Setelah Howard Gardner mengemukakan teorinya mengenai Multiple Intelligences terjadi perubahan yang signifikan terhadap definisi kecerdasan. Teori Multiple Intelligence telah mendefinsikan beberapa jenis kecerdasan manusia diantaranya: kecerdasan linguistik, logis-matematis, visual-spasial, kinestetik, musikal, interpersonal, intrapersonal, natural, spiritual dan eksistensial.

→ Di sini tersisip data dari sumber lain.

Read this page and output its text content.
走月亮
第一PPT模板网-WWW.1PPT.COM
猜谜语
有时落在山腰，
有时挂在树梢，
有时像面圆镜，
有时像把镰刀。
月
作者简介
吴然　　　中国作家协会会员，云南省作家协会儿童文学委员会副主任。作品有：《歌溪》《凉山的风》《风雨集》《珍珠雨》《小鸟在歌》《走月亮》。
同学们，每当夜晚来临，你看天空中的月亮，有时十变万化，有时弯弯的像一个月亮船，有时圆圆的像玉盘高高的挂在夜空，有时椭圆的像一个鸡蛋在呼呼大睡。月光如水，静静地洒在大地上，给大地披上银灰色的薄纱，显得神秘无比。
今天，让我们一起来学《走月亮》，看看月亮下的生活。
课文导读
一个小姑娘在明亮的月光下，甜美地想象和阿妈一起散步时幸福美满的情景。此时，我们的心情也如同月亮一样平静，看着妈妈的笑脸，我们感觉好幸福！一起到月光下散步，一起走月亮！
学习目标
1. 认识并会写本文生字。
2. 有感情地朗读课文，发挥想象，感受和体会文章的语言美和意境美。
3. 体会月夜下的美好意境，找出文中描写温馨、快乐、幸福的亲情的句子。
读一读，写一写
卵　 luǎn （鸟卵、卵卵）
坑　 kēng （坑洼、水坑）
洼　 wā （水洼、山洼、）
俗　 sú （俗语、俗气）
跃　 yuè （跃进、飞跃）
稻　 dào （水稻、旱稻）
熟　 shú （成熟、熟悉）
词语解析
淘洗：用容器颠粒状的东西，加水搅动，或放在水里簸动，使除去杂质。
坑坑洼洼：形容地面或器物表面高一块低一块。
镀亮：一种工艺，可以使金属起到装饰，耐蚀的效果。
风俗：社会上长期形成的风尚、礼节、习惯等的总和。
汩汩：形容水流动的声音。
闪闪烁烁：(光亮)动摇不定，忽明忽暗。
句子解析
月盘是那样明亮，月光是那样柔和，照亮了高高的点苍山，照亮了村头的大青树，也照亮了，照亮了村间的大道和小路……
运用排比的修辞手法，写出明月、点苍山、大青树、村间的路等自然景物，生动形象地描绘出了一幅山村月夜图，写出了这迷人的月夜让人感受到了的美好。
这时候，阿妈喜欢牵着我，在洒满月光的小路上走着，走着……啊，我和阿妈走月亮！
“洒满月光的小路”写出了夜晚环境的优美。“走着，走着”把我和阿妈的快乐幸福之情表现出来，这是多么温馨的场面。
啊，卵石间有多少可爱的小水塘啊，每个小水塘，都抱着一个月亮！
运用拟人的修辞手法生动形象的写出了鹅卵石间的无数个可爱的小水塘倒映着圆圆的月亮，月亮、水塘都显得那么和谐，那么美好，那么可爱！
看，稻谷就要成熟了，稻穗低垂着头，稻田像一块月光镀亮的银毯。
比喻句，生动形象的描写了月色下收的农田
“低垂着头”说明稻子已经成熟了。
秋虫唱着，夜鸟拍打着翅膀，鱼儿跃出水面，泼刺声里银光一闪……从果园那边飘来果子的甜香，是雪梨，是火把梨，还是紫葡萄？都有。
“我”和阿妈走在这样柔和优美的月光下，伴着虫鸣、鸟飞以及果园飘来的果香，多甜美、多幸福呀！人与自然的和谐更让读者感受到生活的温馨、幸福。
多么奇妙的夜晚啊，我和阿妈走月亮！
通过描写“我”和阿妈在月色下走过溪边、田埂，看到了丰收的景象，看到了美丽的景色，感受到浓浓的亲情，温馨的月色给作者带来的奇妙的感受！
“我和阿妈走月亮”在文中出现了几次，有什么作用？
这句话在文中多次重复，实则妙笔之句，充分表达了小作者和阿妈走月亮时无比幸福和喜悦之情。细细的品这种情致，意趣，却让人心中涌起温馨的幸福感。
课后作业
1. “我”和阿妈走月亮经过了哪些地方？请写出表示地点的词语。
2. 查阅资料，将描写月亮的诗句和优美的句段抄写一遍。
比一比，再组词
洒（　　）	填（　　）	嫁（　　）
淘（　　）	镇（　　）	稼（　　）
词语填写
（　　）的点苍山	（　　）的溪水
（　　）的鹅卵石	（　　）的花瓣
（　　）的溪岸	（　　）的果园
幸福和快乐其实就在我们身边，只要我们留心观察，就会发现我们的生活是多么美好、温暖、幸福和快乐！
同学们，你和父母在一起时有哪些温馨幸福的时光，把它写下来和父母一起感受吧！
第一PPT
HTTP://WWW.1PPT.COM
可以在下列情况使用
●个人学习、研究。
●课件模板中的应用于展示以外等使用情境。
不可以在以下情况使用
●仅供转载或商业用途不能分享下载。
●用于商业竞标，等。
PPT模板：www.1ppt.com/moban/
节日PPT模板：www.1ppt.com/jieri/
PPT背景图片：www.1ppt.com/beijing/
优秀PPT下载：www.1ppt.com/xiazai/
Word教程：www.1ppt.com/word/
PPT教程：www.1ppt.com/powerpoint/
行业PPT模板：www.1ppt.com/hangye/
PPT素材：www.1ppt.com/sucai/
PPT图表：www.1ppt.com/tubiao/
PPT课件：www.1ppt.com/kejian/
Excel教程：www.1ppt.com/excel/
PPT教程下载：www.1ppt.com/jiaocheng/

Tulisan ini akan mencoba menguraikan jenis-jenis kecerdasan tersebut (meski tidak panjang lebar karena sudah banyak dijelaskan dalam buku lain) dan cara untuk mengembangkannya. Dengan demikian tulisan ini menyajikan pengetahuan dasar mengenai multiple intelligences yang dirasa perlu untuk membantu memahami model pengembangan kecerdasan ilmuwan Muslim.



A.      Sekilas Mengenai Teori Kecerdasan
Studi mengenai kecerdasan terus berkembang semenjak Spearman (1904) mempublikasikan papernya mengenai general intelligences. Sejak itu sejumlah teori-teori kecerdasan bermunculan di abad ke 20 dan memperdebatkan tentang sifat-sifat kecerdasan, apakah ia merupakan pengaruh dari keturunan, lingkungan atau dari kedua-duanya.

Perbedaan-perbedaan ini telah melahirkan sejumlah teori mengenai kecerdasan. Bahkan pengertian mengenai kecerdasan itu sendiri didefinisikan secara berbeda-beda. Dalam The Cambridge Dictionary of Psychology, kecerdasan (intelligence) diartikan sebagai a set of abilities to adapt better to the environment through experience (seperangkat kemampuan untuk beradaptasi lebih baik terhadap lingkungan melalui pengalaman).

Menurut Jean Piaget, kecerdasan merupakan a generic term to indicate the superior forms of organization or equilibrium of cognitive structuring.

Sementara itu Howard Gardner mengartikan kecerdasan sebagai, biopsycho-logical potential to process information that can be activated in a cultural setting to solve problems or create products that are of value in a culture.

Meskipun tidak ada definisi umum mengenai kecerdasan, atribut untuk menggambarkan kecerdasan nampaknya tidak berubah. Istilah kecerdasan (intelligence) secara umum meliputi kemampuan menyesuaikan diri terhadap lingkungan, kemampuan belajar, atau kemampuan berpikir abstrak.

Dengan demikian pengertian mengenai kecerdasan (intelligece) merujuk kepada suatu keragaman kemampuan mental (mental capabilities), termasuk kemampuan berpikir, membuat rencana, memecahkan masalah, berpikir abstrak, memahami ide-ide yang rumit, belajar dengan cepat, dan belajar dari pengalaman.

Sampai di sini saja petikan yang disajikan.